Ti racconto chi tace. C’era una volta, alla fine, chi riuscì a sottrarsi al racconto. Ti racconterò amore mio, stamani, l’azione del massaggio: cioè finalmente (per cominciare) uno scandalo. Le mani che fanno cose indicibili che solo l’amore appassionato dovrebbe poter compiere e che in genere non sa compiere. La volontà di ragazzi e ragazze che raccontano la forza indicibile che non ha parametri di scrittura. Una forza niente affatto letteraria pur nella sua estrema umanità che fa perdere la testa impedendo la coscienza responsabile ma non il pensiero.

Sotto le mani sapienti facevo le libere associazioni. Ho fatto la scoperta dei piatti di portata dell’orco. Esso cucina e porta in tavola i nostri ultimi spasimanti spellati vivi, e i generali che hanno restituita la divisa per la parata. Sotto le mani sapienti la volontà è divenuta l’idea di mantenere vivo il pensiero di dire tutto questo come un sogno.

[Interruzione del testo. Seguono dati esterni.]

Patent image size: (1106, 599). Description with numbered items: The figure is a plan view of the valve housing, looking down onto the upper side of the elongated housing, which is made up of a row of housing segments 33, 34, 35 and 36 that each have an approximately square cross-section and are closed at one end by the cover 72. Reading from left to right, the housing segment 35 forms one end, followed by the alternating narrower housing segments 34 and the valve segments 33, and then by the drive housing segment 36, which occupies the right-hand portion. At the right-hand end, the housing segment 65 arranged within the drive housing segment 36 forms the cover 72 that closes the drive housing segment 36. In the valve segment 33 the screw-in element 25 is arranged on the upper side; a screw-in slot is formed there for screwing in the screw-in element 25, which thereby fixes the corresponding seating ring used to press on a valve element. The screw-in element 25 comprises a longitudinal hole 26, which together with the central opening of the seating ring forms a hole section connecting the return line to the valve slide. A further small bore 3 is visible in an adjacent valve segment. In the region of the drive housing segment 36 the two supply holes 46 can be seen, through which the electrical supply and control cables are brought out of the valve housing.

Ero lo schiavo testimone in fondo al corteo. Mangiavo pane bagnato. Non mi avrebbero più ucciso: ed è stato così che ho scoperto la conoscenza (guarigione?) accidentale come variabile imprevista: una tra le infinite versioni della mia vita intera. In fondo al corteo ho capito che era necessario scrivere ma non scrivere libri.

E per quanto riguarda noi due posso affermare che è assolutamente necessario che tu interpreti i miei sogni. Ma non che li interpreti ogni volta con una versione definitiva e intransitabile. Ma invece che tu li interpreti non smettendo mai più di interpretarli. Che il tuo amore (lavoro!) sia di restare continuamente a interpretare. A realizzare, nella pratica, l’unico sogno che non si racconta perché non si può: l’ultimo sogno che arriverà quando non ci sarà più nessuno.

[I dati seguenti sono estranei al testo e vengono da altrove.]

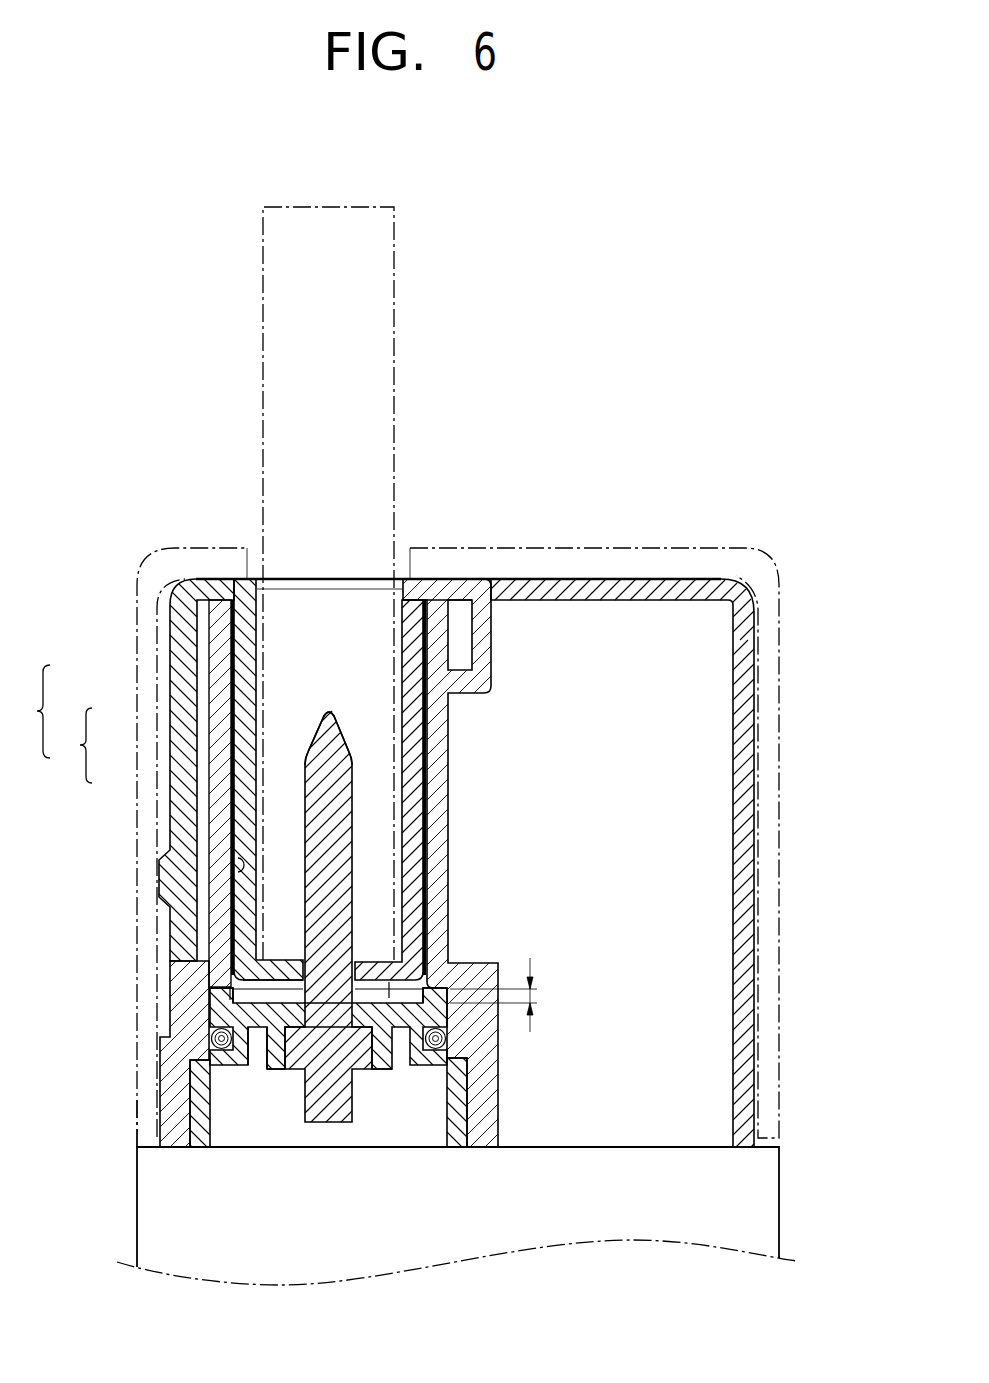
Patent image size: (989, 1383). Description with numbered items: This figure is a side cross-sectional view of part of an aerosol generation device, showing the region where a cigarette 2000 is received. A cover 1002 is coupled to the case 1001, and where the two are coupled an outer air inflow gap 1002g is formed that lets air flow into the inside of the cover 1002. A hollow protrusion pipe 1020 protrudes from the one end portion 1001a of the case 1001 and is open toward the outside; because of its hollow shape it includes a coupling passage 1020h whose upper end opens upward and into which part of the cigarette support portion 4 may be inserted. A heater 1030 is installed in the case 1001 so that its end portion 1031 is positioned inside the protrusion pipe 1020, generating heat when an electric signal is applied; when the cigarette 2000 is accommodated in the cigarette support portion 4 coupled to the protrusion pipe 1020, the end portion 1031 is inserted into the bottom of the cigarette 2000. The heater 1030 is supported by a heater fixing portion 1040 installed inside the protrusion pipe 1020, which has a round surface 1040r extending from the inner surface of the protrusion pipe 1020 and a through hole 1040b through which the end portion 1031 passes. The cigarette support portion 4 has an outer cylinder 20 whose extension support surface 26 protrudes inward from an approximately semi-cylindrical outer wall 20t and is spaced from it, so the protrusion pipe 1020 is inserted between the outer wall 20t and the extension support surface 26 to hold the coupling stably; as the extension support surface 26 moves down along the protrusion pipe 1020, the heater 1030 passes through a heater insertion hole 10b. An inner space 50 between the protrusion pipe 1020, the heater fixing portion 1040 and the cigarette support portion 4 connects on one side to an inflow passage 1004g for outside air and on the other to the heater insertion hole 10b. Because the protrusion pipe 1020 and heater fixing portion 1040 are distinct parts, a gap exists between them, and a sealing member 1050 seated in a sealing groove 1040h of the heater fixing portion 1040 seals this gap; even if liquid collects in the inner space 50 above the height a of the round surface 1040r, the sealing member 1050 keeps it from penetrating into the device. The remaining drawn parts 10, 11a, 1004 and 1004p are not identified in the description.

The cigarette support portion 4 is at (222, 712).
The magnet 10 is at (413, 682).
The heater insertion hole 10b is at (303, 975).
The magnet wall 11a is at (424, 773).
The outer cylinder 20 is at (177, 712).
The outer wall 20t is at (183, 768).
The extension support surface 26 is at (247, 720).
The inner space 50 is at (392, 990).
The height a is at (503, 995).
The case 1001 is at (767, 1200).
The one end portion 1001a is at (754, 836).
The cover 1002 is at (180, 551).
The outer air inflow gap 1002g is at (137, 1141).
The bracket 1004 is at (294, 818).
The bracket plate 1004p is at (399, 580).
The inflow passage 1004g is at (176, 962).
The protrusion pipe 1020 is at (223, 822).
The coupling passage 1020h is at (240, 874).
The heater 1030 is at (316, 915).
The end portion 1031 is at (340, 804).
The heater fixing portion 1040 is at (210, 1012).
The round surface 1040r is at (228, 996).
The sealing groove 1040h is at (246, 1064).
The through hole 1040b is at (320, 1020).
The sealing member 1050 is at (212, 1040).
The cigarette 2000 is at (263, 325).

Tu giovane amore devi (se posso permettermi) interpretare la vita prima che essa accada. Tu devi stare lì accanto con coraggio perché io possa protestare contro di te dicendoti che “…avresti dovuto interpretare la mia vita da subito. Restando.” Perché io adesso ti devo spiegare, in forma cosciente e ragionevole -affinché tu alla fine abbia la sensazione cosciente di capire come stanno le cose ‘dentro’- che io (forse anche molti altri) sogno l’altro che c’è stato da subito.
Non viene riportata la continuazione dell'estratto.